Wszyscy fani "Dumy Katalonii" inaugurację nowego sezonu wyobrażali sobie inaczej. Oczekiwania - również wobec Roberta Lewandowskiego - były ogromne.
Kamil Kosowski zwrócił uwagę co nie funkcjonowało należycie. "Wielu kibiców zauważyło, że młode gwiazdy Dumy Katalonii grały pod siebie. Też zwróciłem na to uwagę. Raphinha i Ousmane Dembele umiejętności piłkarskie na pewno posiadają, ale ich współpraca z Lewandowskim była tylko teoretyczna" - napisał w "Przeglądzie Sportowym".
ZOBACZ WIDEO: Są nim zachwyceni. Oto jak Hiszpanie nazywają Lewandowskiego
Ten nie ma jednak wątpliwości, że w Barcelonie tak to właśnie będzie wyglądało, czyli zupełnie inaczej w porównaniu z Bayernem Monachium. "W Bayernie przez lata wypracował z kolegami pewne schematy. Każdy nowy piłkarz wiedział, że to Polak jest najważniejszy w zespole" - tłumaczy "Kosa".
W jego opinii Lewandowski musi się jednak do tego przyzwyczaić, że młodzi czy jak wspomniani Ousmane Dembele i Raphinha, tak właśnie będą grać. Często będą kończyć akcję dryblingiem i strzałem.
Kosowski przy okazji opisał, jak to wygląda w Barcelonie. "Wszyscy pracują dla zespołu, ale każdy ma świadomość, że musi dobrze widzom sprzedać swoje walory.

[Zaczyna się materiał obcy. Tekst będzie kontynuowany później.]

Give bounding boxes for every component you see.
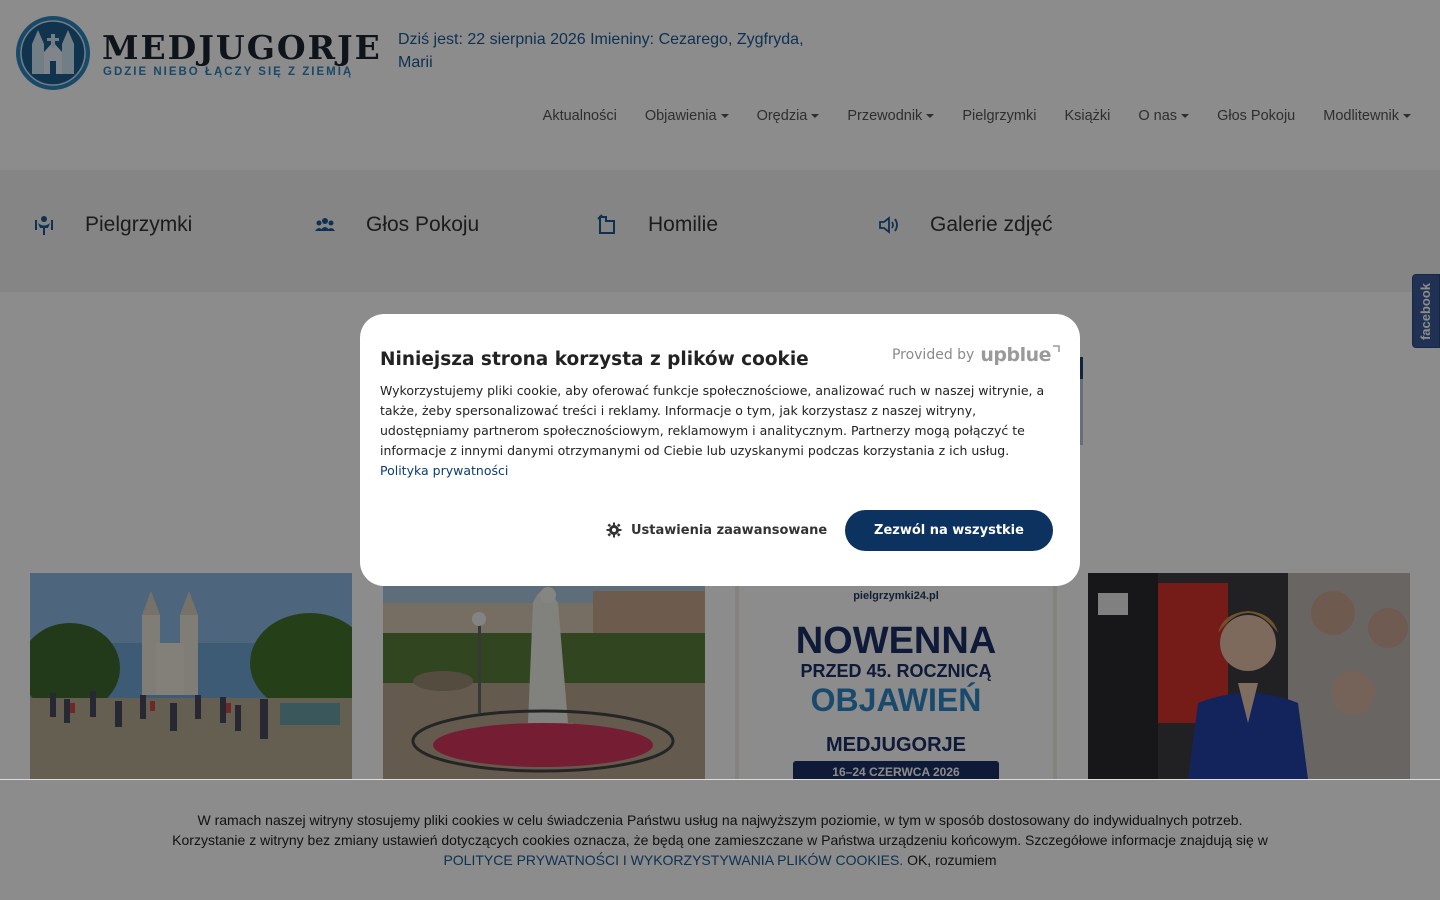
cookie-dialog-text: Wykorzystujemy pliki cookie, aby oferowa… [380,383,1045,458]
privacy-policy-link[interactable]: Polityka prywatności [380,461,1060,481]
cookie-notice-bar: W ramach naszej witryny stosujemy pliki … [0,779,1440,900]
cookie-policy-link[interactable]: POLITYCE PRYWATNOŚCI I WYKORZYSTYWANIA P… [443,852,903,868]
cookie-notice-text: W ramach naszej witryny stosujemy pliki … [170,810,1270,870]
cookie-consent-dialog: Niniejsza strona korzysta z plików cooki… [360,314,1080,586]
external-link-icon [1053,345,1060,352]
cookie-notice-body: W ramach naszej witryny stosujemy pliki … [172,812,1268,848]
allow-all-label: Zezwól na wszystkie [874,523,1024,538]
cookie-dialog-body: Wykorzystujemy pliki cookie, aby oferowa… [380,381,1060,481]
upblue-logo: upblue [980,344,1051,366]
advanced-settings-label: Ustawienia zaawansowane [631,522,828,538]
cookie-dialog-title: Niniejsza strona korzysta z plików cooki… [380,349,809,370]
allow-all-button[interactable]: Zezwól na wszystkie [845,510,1053,551]
gear-icon [606,522,622,538]
cookie-ok-link[interactable]: OK, rozumiem [907,852,996,868]
advanced-settings-button[interactable]: Ustawienia zaawansowane [606,522,827,538]
provided-by-label: Provided by [891,347,975,363]
provided-by[interactable]: Provided by upblue [892,344,1060,366]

Stąd pojawiają się sytuacje, że dany zawodnik bierze sprawy w swoje ręce i zaczyna grać egoistycznie" - stwierdził.
I bez dwóch zdań Lewandowski musi mieć liczby. Po to też został sprowadzony, a jego transfer to przecież hit tego okienka. I Kosowski pisze wprost, że "Lewy" sam też musi grać więcej pod siebie, bo nikt mu nie odpuści.
Kolejny mecz Barcelony w Primera Division już w najbliższą niedzielę 22 sierpnia. Wtedy Duma Katalonii zagra na wyjeździe z Realem Sociedad.